Atlantic Charter (1941)
GB and US pledged collective security, disarmament, self-determination, economic cooperation, and freedom of the seas.
Allies
Nations who fought the Axis Powers. Signed by 26 nations.
Hideki Tojo
Chief of staff of Japan’s Kwantung Army. Launched the invasion into China.
US oil embargo
US declared oil embargo to Japan due to Japanese push in Indochina.
Pearl Harbor (December 7, 1941)
Japanese fighters and bombers destroyed or damaged 21 ships. Nearly the entire US Pacific fleet destroyed. Killed 2,403 and wounded 1,178 americans.
Manhattan Project
Code name for research work that extended across the country to develop an atomic bomb as quickly as possible.
Rationing
The Office of Price Administration (OPA) set up a system to establish fixed allotments of goods deemed essential for the military. Households received ration books with coupons to be used for buying such scarce goods as meat, shoes, sugar, coffee, and gasoline.
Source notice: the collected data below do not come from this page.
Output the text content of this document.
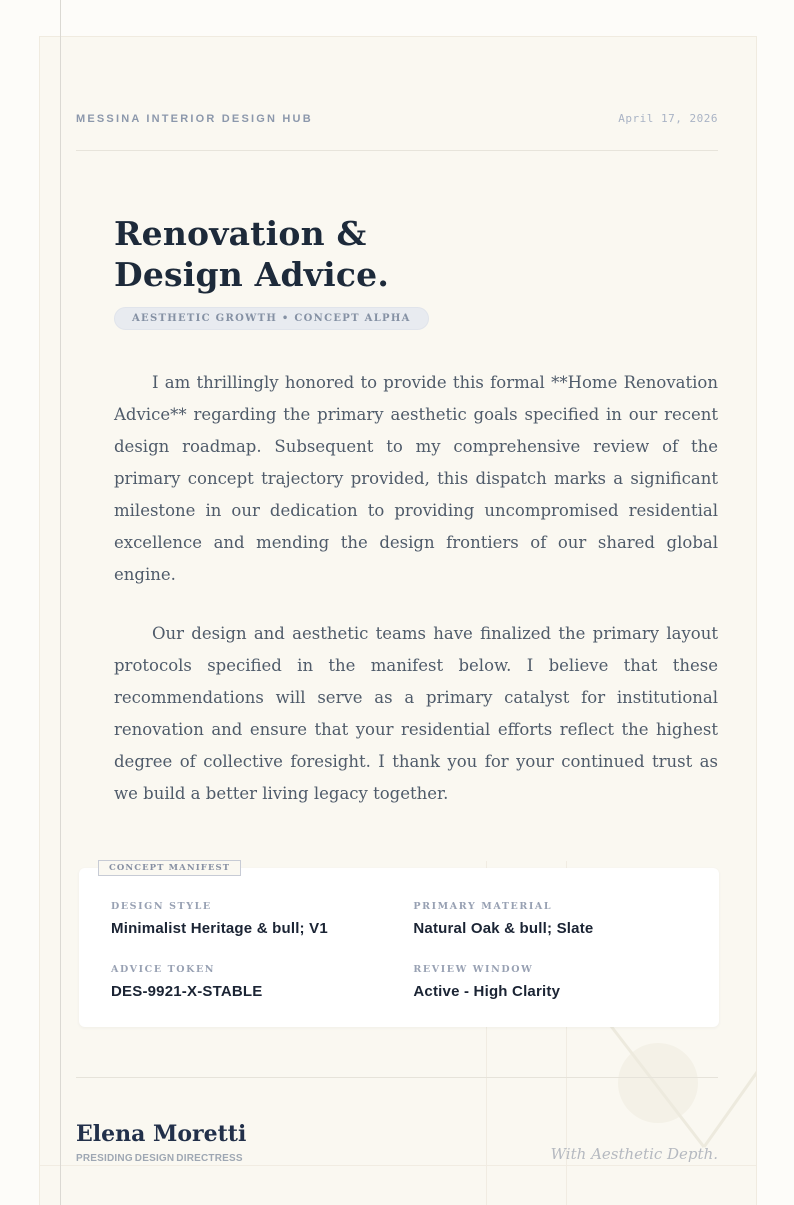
MESSINA INTERIOR DESIGN HUB	April 17, 2026
Renovation &
Design Advice.
AESTHETIC GROWTH • CONCEPT ALPHA

I am thrillingly honored to provide this formal **Home Renovation Advice** regarding the primary aesthetic goals specified in our recent design roadmap. Subsequent to my comprehensive review of the primary concept trajectory provided, this dispatch marks a significant milestone in our dedication to providing uncompromised residential excellence and mending the design frontiers of our shared global engine.

Our design and aesthetic teams have finalized the primary layout protocols specified in the manifest below. I believe that these recommendations will serve as a primary catalyst for institutional renovation and ensure that your residential efforts reflect the highest degree of collective foresight. I thank you for your continued trust as we build a better living legacy together.

CONCEPT MANIFEST
DESIGN STYLE
Minimalist Heritage & bull; V1
PRIMARY MATERIAL
Natural Oak & bull; Slate
ADVICE TOKEN
DES-9921-X-STABLE
REVIEW WINDOW
Active - High Clarity
Elena Moretti
PRESIDING DESIGN DIRECTRESS	With Aesthetic Depth.
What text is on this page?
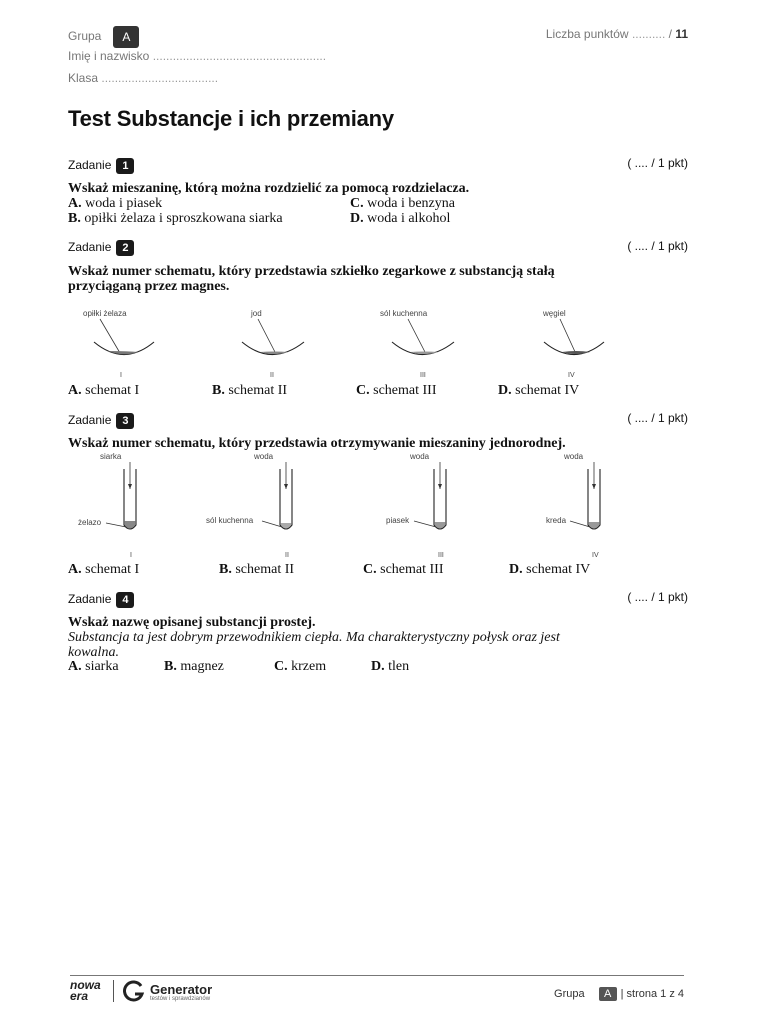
Grupa A	Liczba punktów .......... / 11
Imię i nazwisko ....................................................
Klasa ...................................
Test Substancje i ich przemiany
Zadanie 1	( .... / 1 pkt)
Wskaż mieszaninę, którą można rozdzielić za pomocą rozdzielacza.
A. woda i piasek	C. woda i benzyna
B. opiłki żelaza i sproszkowana siarka	D. woda i alkohol
Zadanie 2	( .... / 1 pkt)
Wskaż numer schematu, który przedstawia szkiełko zegarkowe z substancją stałą przyciąganą przez magnes.
opiłki żelaza
I
jod
II
sól kuchenna
III
węgiel
IV
A. schemat I	B. schemat II	C. schemat III	D. schemat IV
Zadanie 3	( .... / 1 pkt)
Wskaż numer schematu, który przedstawia otrzymywanie mieszaniny jednorodnej.
siarka
żelazo
I
woda
sól kuchenna
II
woda
piasek
III
woda
kreda
IV
A. schemat I	B. schemat II	C. schemat III	D. schemat IV
Zadanie 4	( .... / 1 pkt)
Wskaż nazwę opisanej substancji prostej.
Substancja ta jest dobrym przewodnikiem ciepła. Ma charakterystyczny połysk oraz jest kowalna.
A. siarka	B. magnez	C. krzem	D. tlen
nowa
era	Generator
testów i sprawdzianów	Grupa A | strona 1 z 4
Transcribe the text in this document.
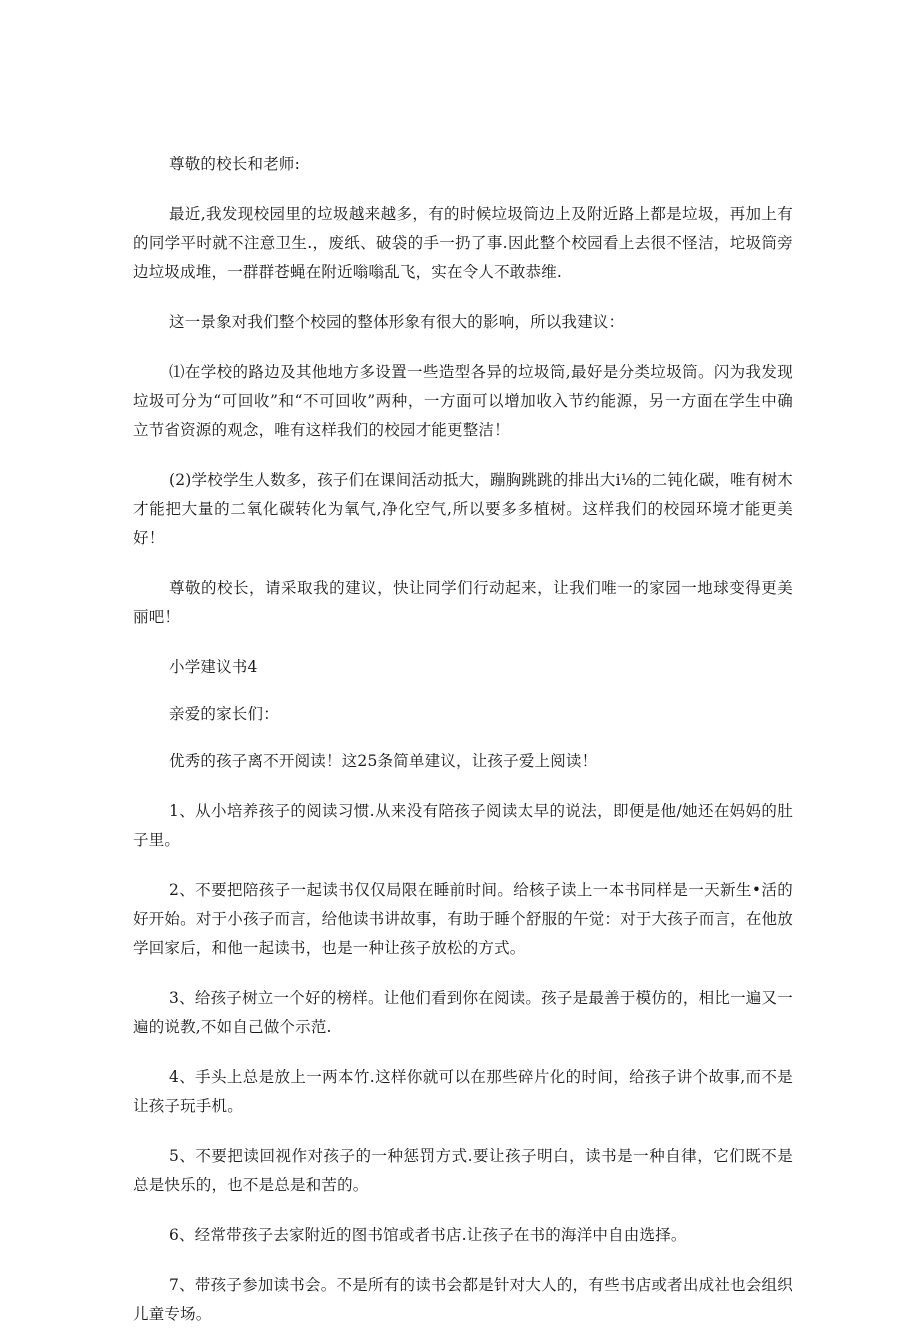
尊敬的校长和老师:

最近,我发现校园里的垃圾越来越多，有的时候垃圾筒边上及附近路上都是垃圾，再加上有的同学平时就不注意卫生.，废纸、破袋的手一扔了事.因此整个校园看上去很不怪洁，坨圾筒旁边垃圾成堆，一群群苍蝇在附近嗡嗡乱飞，实在令人不敢恭维.

这一景象对我们整个校园的整体形象有很大的影响，所以我建议：

⑴在学校的路边及其他地方多设置一些造型各异的垃圾筒,最好是分类垃圾筒。闪为我发现垃圾可分为“可回收”和“不可回收”两种，一方面可以增加收入节约能源，另一方面在学生中确立节省资源的观念，唯有这样我们的校园才能更整洁！

(2)学校学生人数多，孩子们在课间活动抵大，蹦胸跳跳的排出大i⅛的二钝化碳，唯有树木才能把大量的二氧化碳转化为氧气,净化空气,所以要多多植树。这样我们的校园环境才能更美好！

尊敬的校长，请采取我的建议，快让同学们行动起来，让我们唯一的家园一地球变得更美丽吧！

小学建议书4

亲爱的家长们：

优秀的孩子离不开阅读！这25条简单建议，让孩子爱上阅读！

1、从小培养孩子的阅读习惯.从来没有陪孩子阅读太早的说法，即便是他/她还在妈妈的肚子里。

2、不要把陪孩子一起读书仅仅局限在睡前时间。给核子读上一本书同样是一天新生•活的好开始。对于小孩子而言，给他读书讲故事，有助于睡个舒服的午觉：对于大孩子而言，在他放学回家后，和他一起读书，也是一种让孩子放松的方式。

3、给孩子树立一个好的榜样。让他们看到你在阅读。孩子是最善于模仿的，相比一遍又一遍的说教,不如自己做个示范.

4、手头上总是放上一两本竹.这样你就可以在那些碎片化的时间，给孩子讲个故事,而不是让孩子玩手机。

5、不要把读回视作对孩子的一种惩罚方式.要让孩子明白，读书是一种自律，它们既不是总是快乐的，也不是总是和苦的。

6、经常带孩子去家附近的图书馆或者书店.让孩子在书的海洋中自由选择。

7、带孩子参加读书会。不是所有的读书会都是针对大人的，有些书店或者出成社也会组织儿童专场。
General Dwight D. Eisenhower
American general who commanded Operation Torch, an invasion of Axis-controlled North Africa. In 1953, he became president of the United States.
D-Day, Invasion of Normandy
June 6, 1944 - the first day of the Allied invasion, code-named Operation-Overlord. Shortly after midnight, 3 divisions parachuted down behind German lines. The were followed in the early morning hours by thousands upon thousands of seaborne soldiers - the largest land-sea-air operation in army history.
V-E Day
Victory in Europe Day, the war in Europe was finally over. General Eisenhower accepted the unconditional surrender of the Third Reich.
Douglas MacArthur
General in command of Allied forces on the islands at the time of Japanese invasion in December 1941. Was ordered to leave the Philippines on March 11, 1942, he vowed to return, and he did.
Hiroshima
An important Japanese military center that was bombed on August 6; a B-29 bomber named Enola Gay released an atomic bomb, code named Little Boy.
Nagasaki
Bombed three days later by a second atomic bomb, code named, Fat Man, because the Japanese refused to surrender,
GI Bill of Rights
Congress passed this act in 1944 to help ease the transition of returning servicemen to civilian life. This bill provided education and training for veterans, paid for by the federal government. Also provided federal loan guarantees to veterans buying homes or farms or starting new business.
Congress of Racial Equality (CORE)
Founded in 1942 by civil rights leader, James Farmer, to confront urban segregation in the North.